The Rude Baguette launched on possible one of the worst days to launch a blog – Halloween – and yet, that day, 10,000 people read our first few blog posts. Such great articles as “Siri isn’t socialist” and “What’s wrong with being a copycat?” set the stage for what would be an interesting year. The Rude Baguette was born out of necessity – not out of any desire to achieve x% of some market cap, or a copycat of an already successful blog, but out of a sheer need. For what, we didn’t know, but there was a gut feeling that people needed to be reading about in France in English from people connected to the startup scene.
I’ll be the first to say that it took us a while to figure out what our place was in the world of Tech News. In our first 3 months we got threatened with lawsuit 3 times – I think once it was merited – and I made a few enemies of people I’d never met. That was definitely difficult to repair. But once we figured out what we wanted to stand for – hard-hitting tech journalism in France – we knew the potential was limitless and there was work to be done.
Who exactly are our competitors?
One of the interesting things I quickly learned is that we were doing something that no one else had done – we weren’t localizing our language. In France, all the major tech blogs had localized: Techcrunch France, ReadWrite(Web) France, Mashable France, CNET France, and TheNextWeb France – Le Huffington Post even launched since we started. You know what these blogs all have in common? They’re dead.
They couldn’t compete with the local connected blogs like FrenchWeb, Presse Citron, and JournalDuNet, and they all failed to identify one key market problem: no one outside of France could read them.
When we initially launched, many asked how we planned to take on FrenchWeb, the reigning venture-backed source of news. For us, it was never even a question: after all only 46% of our traffic comes from France – and we wish it were less. We get at least 25% of our traffic from the US/UK, and Germany & Canada consistently follow behind in terms of traffic.

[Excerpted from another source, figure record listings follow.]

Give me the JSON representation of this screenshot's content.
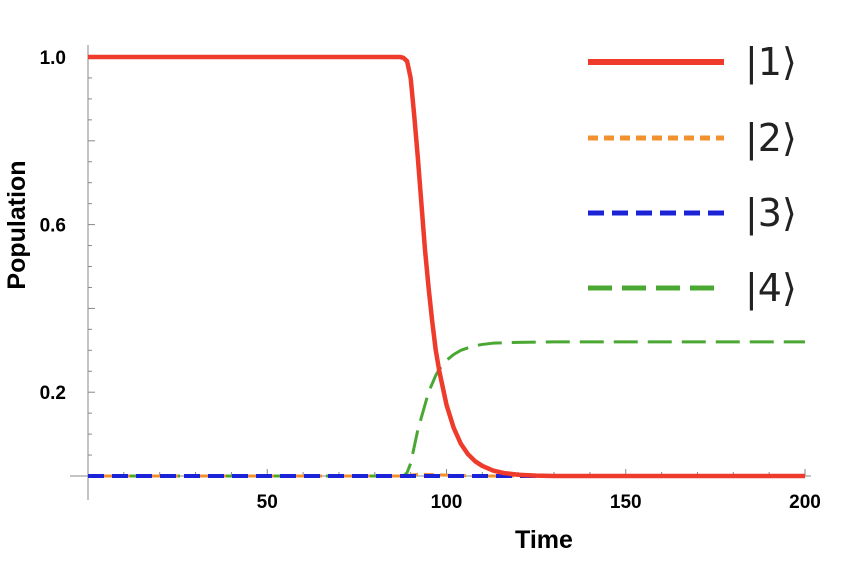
{
  "chart_data": {
    "type": "line",
    "title": "",
    "xlabel": "Time",
    "ylabel": "Population",
    "xlim": [
      0,
      200
    ],
    "ylim": [
      -0.005,
      1.0
    ],
    "x_ticks": [
      {
        "value": 50,
        "label": "50"
      },
      {
        "value": 100,
        "label": "100"
      },
      {
        "value": 150,
        "label": "150"
      },
      {
        "value": 200,
        "label": "200"
      }
    ],
    "y_ticks": [
      {
        "value": 0.2,
        "label": "0.2"
      },
      {
        "value": 0.6,
        "label": "0.6"
      },
      {
        "value": 1.0,
        "label": "1.0"
      }
    ],
    "grid": false,
    "legend_position": "top-right",
    "series": [
      {
        "name": "|1⟩",
        "color": "#ee3b2c",
        "dash": "solid",
        "x": [
          0,
          20,
          40,
          60,
          80,
          85,
          87,
          88,
          89,
          90,
          91,
          92,
          93,
          94,
          95,
          96,
          97,
          98,
          100,
          102,
          104,
          106,
          108,
          110,
          113,
          116,
          120,
          125,
          130,
          140,
          160,
          180,
          200
        ],
        "y": [
          1.0,
          1.0,
          1.0,
          1.0,
          1.0,
          1.0,
          1.0,
          0.998,
          0.99,
          0.95,
          0.86,
          0.76,
          0.65,
          0.54,
          0.45,
          0.37,
          0.3,
          0.25,
          0.17,
          0.115,
          0.077,
          0.052,
          0.035,
          0.024,
          0.013,
          0.007,
          0.003,
          0.001,
          0.0,
          0.0,
          0.0,
          0.0,
          0.0
        ]
      },
      {
        "name": "|2⟩",
        "color": "#f0902f",
        "dash": "short-dash",
        "x": [
          0,
          80,
          88,
          90,
          92,
          94,
          97,
          100,
          105,
          110,
          120,
          200
        ],
        "y": [
          0.0,
          0.0,
          0.0,
          0.002,
          0.004,
          0.004,
          0.003,
          0.002,
          0.001,
          0.0,
          0.0,
          0.0
        ]
      },
      {
        "name": "|3⟩",
        "color": "#1a23d6",
        "dash": "dash",
        "x": [
          0,
          200
        ],
        "y": [
          0.0,
          0.0
        ]
      },
      {
        "name": "|4⟩",
        "color": "#4aa832",
        "dash": "long-dash",
        "x": [
          0,
          80,
          88,
          89,
          90,
          91,
          92,
          93,
          94,
          95,
          96,
          97,
          98,
          100,
          102,
          104,
          106,
          108,
          110,
          113,
          116,
          120,
          130,
          140,
          160,
          180,
          200
        ],
        "y": [
          0.0,
          0.0,
          0.0,
          0.008,
          0.03,
          0.07,
          0.11,
          0.14,
          0.17,
          0.2,
          0.22,
          0.24,
          0.255,
          0.276,
          0.29,
          0.3,
          0.306,
          0.311,
          0.314,
          0.317,
          0.318,
          0.319,
          0.32,
          0.32,
          0.32,
          0.32,
          0.32
        ]
      }
    ]
  }
}
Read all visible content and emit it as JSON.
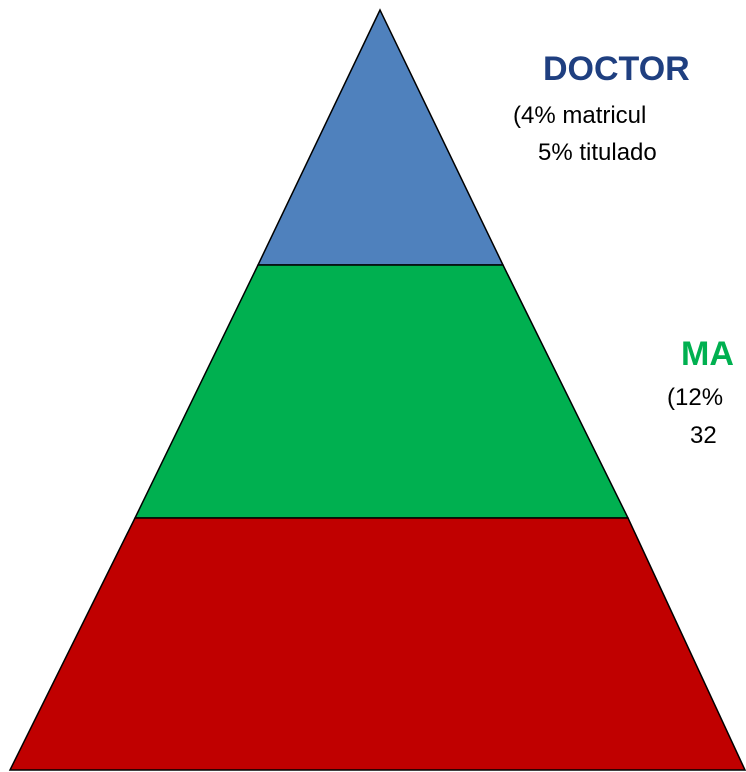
{
  "levels": [
    {
      "title": "DOCTOR",
      "lines": [
        "(4% matricul",
        "5% titulado"
      ]
    },
    {
      "title": "MA",
      "lines": [
        "(12%",
        "32"
      ]
    }
  ]
}
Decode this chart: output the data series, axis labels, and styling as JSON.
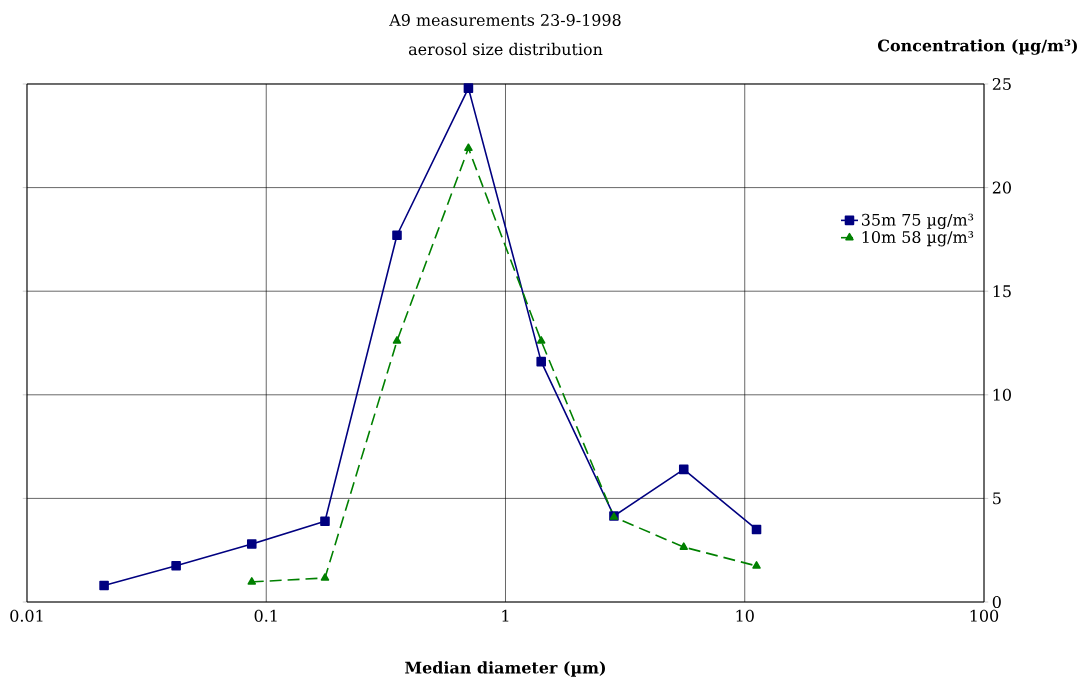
{
  "chart_data": {
    "type": "line",
    "title": "A9 measurements 23-9-1998",
    "subtitle": "aerosol size distribution",
    "xlabel": "Median diameter (µm)",
    "ylabel": "Concentration (µg/m³)",
    "log": "x",
    "xlim": [
      0.01,
      100
    ],
    "xticks": [
      0.01,
      0.1,
      1,
      10,
      100
    ],
    "ylim": [
      0,
      25
    ],
    "yticks": [
      0,
      5,
      10,
      15,
      20,
      25
    ],
    "grid": true,
    "legend": "right",
    "series": [
      {
        "name": "35m 75 µg/m³",
        "color": "#000080",
        "marker": "square",
        "line_style": "solid",
        "x": [
          0.021,
          0.042,
          0.087,
          0.176,
          0.352,
          0.7,
          1.41,
          2.84,
          5.56,
          11.2
        ],
        "values": [
          0.8,
          1.75,
          2.8,
          3.9,
          17.7,
          24.8,
          11.6,
          4.15,
          6.4,
          3.5
        ]
      },
      {
        "name": "10m 58 µg/m³",
        "color": "#008000",
        "marker": "triangle",
        "line_style": "dashed",
        "x": [
          0.087,
          0.176,
          0.352,
          0.7,
          1.41,
          2.84,
          5.56,
          11.2
        ],
        "values": [
          0.97,
          1.16,
          12.6,
          21.9,
          12.6,
          4.1,
          2.65,
          1.74
        ]
      }
    ]
  }
}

This is because we realized the dirty little secret about France – French people speak English, and people outside of France want to know what’s going on in France.
Our value-added: providing insight into a traditionally inaccessible market.
From a purely business side, The Rude Baguette is proud to say that we provide the best insight into the French tech market for businesses, individuals, and financial organizations outside of France. Our Weekly Newsletter is now up to 1800 people receiving a curated newsletter of what’s going on in France, as well as news about which startups to keep an eye on. From what we can track, there’s about 20% of subscribers reading from the US – and that’s without doing any advertisement to that audience. All of our articles are posted during the day in France, for now, which means that in order for US readers to read the Rude Baguette, they have to really want to – again, for now.
In one year, The Rude Baguette posted 435 articles (this is the 435th), almost exclusively on week days. I can only imagine the number of stories that went unwritten due to lack of resources or time, and now that we’ve gotten our feet wet, I can confidently say that no story will go untold, and every story will be backed with analysis & fact, as well as an educated opinion that is open for debate.
Our numbers aren’t mind-blowing – in fact, I feel that people think we are much more read than we actually are. Personally, I prefer to be in this position than in the opposite. What I have noticed, however, is that in the past few months, we’ve reached “LVL 2 notoriety,” as I call it. suddenly, GigaOm, TheNextWeb, TechCrunch, and others began to site us as the source of startup news in France – and we’ve started to feel it.
Above you can see our monthly stats – in May & July we had a few articles on the cover of Hackernews, so we jumped up a bit, but what we’ve started to notice in the past three months is the beginning of a curve. Within that curve, we’ve seen our returning visitors double in the past 6 months, and our new visitors stay steadily large at 65% of our traffic. We’re still being discovered for the first time by most of our readers, but those who discover us keep on reading, and our returning reader base is getting close to 10K readers – 5x our twitter following & MailChimp subscribers. Our latest month at 30K unique visitors – a big fish in a small pond, but we’re looking at the ocean. To give you an idea of where we stand: Frenchweb does about 600K UVs and TechCrunch did about 25M page views this past month – we see our potential as lying somewhere in the middle.
As a startup, we’ve got a long way to go before we prove what we already suspect – that France, and Europe, are ready for an English-language startup blog (no offense, TNW) – and we’ll be releasing some new surprises in the next 3 months that we think will solidify our stance as France’s startup blog.